Segundo ponto — As atividades cotidianas estão, portanto, muito relacionadas com o modo de produção e difusão de obras de diversas naturezas e as ferramentas também aproximam o receptor do difusor e do criador de tal modo que, o difusor de uma obra é o receptor de outra que é o autor de outra. E assim vamos…

Ora, atos cotidianamente relacionados com as novas tecnologias estão permeados de atividades que interessam ao direito das novas tecnologias e, consequentemente ao direito de autor.

Por isso, o interesse pelo direito de autor. O direito de autor invadiu a vida cotidiana das pessoas, mas não por mérito próprio, e sim pelas condições impostas pela tecnologia. Não há nenhum talento próprio de sua parte. Ninguém troca vídeos curiosos ou fotos engraçadas por mensagens em Whatsapp porque são protegidas ou não por direito de autor. Trocam por que os vídeos são curiosos, as mensagens são engraçadas e porque a tecnologia permite condições de fazê-lo.

O direito de autor, portanto, vai correndo atrás da sua própria sustentabilidade.

E, desde que em meados dos anos 1990 a sociedade tecno-comunicacional permitiu um extraordinário avanço na difusão de obras e uma reviravolta (este é mesmo o nome) nos sistema de distribuição de obras, o direito de autor foi condenado à morte. Muito se alardeou: — Com a internet o direito de autor vai morrer. Nada mais equivocado! A possibilidade de distribuição de obras e o advento da tecnologia não somente não matam o direito de autor mas aceleraram o seu processo de nascimento (pois foi assim) e de crescimento (e assim se mantém).

O máximo que se poderia dizer é que o direito de autor é altamente esquizofrênico. É um cachorro correndo para pegar o próprio rabo.   

Ora, com o surgimento da imprensa moderna na Europa central o direito de autor vai aparecendo sob a forma de privilégios de impressão[4]. Não se falava em privilégios de impressão antes pois não havia impressão. Simples assim.

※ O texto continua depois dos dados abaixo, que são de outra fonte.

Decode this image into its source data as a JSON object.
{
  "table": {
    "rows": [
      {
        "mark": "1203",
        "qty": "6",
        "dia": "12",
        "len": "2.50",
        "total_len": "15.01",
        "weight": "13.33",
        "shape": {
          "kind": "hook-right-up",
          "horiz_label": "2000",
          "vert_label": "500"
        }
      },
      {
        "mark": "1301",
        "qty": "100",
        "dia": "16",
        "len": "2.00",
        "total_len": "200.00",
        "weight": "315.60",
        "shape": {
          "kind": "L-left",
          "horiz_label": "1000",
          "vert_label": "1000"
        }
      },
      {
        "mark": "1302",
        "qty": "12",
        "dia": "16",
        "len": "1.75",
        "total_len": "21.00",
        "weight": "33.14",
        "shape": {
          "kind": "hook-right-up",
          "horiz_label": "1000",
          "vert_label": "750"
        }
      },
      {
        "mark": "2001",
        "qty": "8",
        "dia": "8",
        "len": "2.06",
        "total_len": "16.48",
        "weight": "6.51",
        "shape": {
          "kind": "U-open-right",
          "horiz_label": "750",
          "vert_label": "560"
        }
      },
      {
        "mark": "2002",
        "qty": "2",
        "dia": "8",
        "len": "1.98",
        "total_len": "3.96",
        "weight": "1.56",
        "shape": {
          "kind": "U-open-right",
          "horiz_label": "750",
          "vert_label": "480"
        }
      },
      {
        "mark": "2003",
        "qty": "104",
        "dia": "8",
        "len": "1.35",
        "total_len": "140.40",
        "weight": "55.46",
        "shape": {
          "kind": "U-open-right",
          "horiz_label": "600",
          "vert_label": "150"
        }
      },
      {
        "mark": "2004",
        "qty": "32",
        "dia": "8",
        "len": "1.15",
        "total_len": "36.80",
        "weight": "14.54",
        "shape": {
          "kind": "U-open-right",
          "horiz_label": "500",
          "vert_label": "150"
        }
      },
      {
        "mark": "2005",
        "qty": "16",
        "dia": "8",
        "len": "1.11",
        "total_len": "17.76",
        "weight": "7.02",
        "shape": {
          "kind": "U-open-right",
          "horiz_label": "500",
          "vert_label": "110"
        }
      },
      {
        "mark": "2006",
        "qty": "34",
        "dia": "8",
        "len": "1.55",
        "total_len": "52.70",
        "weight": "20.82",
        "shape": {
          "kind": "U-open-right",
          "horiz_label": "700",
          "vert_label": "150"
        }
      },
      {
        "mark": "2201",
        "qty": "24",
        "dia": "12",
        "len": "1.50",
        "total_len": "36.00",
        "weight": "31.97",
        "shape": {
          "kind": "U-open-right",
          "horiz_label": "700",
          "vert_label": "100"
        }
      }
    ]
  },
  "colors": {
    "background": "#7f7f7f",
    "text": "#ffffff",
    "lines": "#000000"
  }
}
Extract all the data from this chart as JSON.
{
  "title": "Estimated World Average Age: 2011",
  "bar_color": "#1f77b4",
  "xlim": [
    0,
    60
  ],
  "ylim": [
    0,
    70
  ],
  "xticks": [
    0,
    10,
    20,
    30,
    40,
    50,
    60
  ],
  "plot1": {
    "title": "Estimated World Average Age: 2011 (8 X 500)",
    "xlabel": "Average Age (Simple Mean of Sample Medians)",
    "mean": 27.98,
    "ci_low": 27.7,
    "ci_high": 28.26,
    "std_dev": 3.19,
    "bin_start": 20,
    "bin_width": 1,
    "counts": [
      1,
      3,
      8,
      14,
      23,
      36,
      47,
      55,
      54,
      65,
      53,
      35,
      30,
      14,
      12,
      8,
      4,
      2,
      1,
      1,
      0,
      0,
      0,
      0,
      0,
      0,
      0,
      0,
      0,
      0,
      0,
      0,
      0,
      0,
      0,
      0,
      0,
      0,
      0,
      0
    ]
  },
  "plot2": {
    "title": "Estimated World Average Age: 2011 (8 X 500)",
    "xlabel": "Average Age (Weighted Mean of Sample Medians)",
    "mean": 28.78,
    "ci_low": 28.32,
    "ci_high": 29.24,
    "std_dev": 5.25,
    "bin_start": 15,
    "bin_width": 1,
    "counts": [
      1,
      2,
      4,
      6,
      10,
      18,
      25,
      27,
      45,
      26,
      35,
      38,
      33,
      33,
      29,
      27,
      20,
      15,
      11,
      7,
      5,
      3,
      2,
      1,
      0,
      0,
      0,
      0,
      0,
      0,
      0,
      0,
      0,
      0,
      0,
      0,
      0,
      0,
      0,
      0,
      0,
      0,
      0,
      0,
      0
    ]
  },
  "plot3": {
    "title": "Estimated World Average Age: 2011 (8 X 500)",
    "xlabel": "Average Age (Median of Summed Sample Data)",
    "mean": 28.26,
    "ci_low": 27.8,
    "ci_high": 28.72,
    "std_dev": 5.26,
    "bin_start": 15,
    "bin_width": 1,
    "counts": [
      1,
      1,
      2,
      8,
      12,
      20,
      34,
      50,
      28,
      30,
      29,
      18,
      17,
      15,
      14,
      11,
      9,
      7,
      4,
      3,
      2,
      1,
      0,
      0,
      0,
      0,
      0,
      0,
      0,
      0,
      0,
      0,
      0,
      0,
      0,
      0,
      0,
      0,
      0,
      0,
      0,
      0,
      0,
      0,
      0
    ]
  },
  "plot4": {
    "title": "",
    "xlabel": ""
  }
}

E, repare, com o surgimento das novas tecnologias o direito de autor não vai “diminuir” ou “morrer”. Muito pelo contrário, novos direitos surgem em decorrência das novas circunstâncias fáticas como é o caso, por exemplo, do direito de disponibilização por meios digitais. O erro dos conservadores é querer manter os velhos direitos no mesmo terreno quando o terreno é outro. O erro dos libertarianistas é não compreender que novos direitos podem e devem surgir.

O terreno é outro e há novos direitos! Aceitem! Estas constatações são justas e devem ser aceitas. Admitam que suas ideologias e defesas de interesse não permitem estas reflexões. E passemos, então, a analisar outro aspecto que é verdadeiramente fundamental: o direito de autor se baseia numa lógica relativamente simplória, qual seja: a de que no meio produtivo vinculado ao domínio das artes, da cultura e das ciências é justo que o sujeito-criador participe proporcionalmente do resultado econômico assim como todos os demais participantes do processo produtivo. Esta é a lógica econômica do direito de autor. Não é somente meritocracia, mas socialmente justa e meritocrata. Daí a minha defesa dos direitos de remuneração, muitas vezes em detrimento dos direitos de natureza exclusiva. Remunerar o uso dos criadores em proporção ao uso genérico da obras é justo e permite a participação social e equilíbrio nas atribuições econômicas, além de afastar eventuais excessos exclusivistas, típicos do direito de autor. Sigo nesta linha já se vão 15 anos.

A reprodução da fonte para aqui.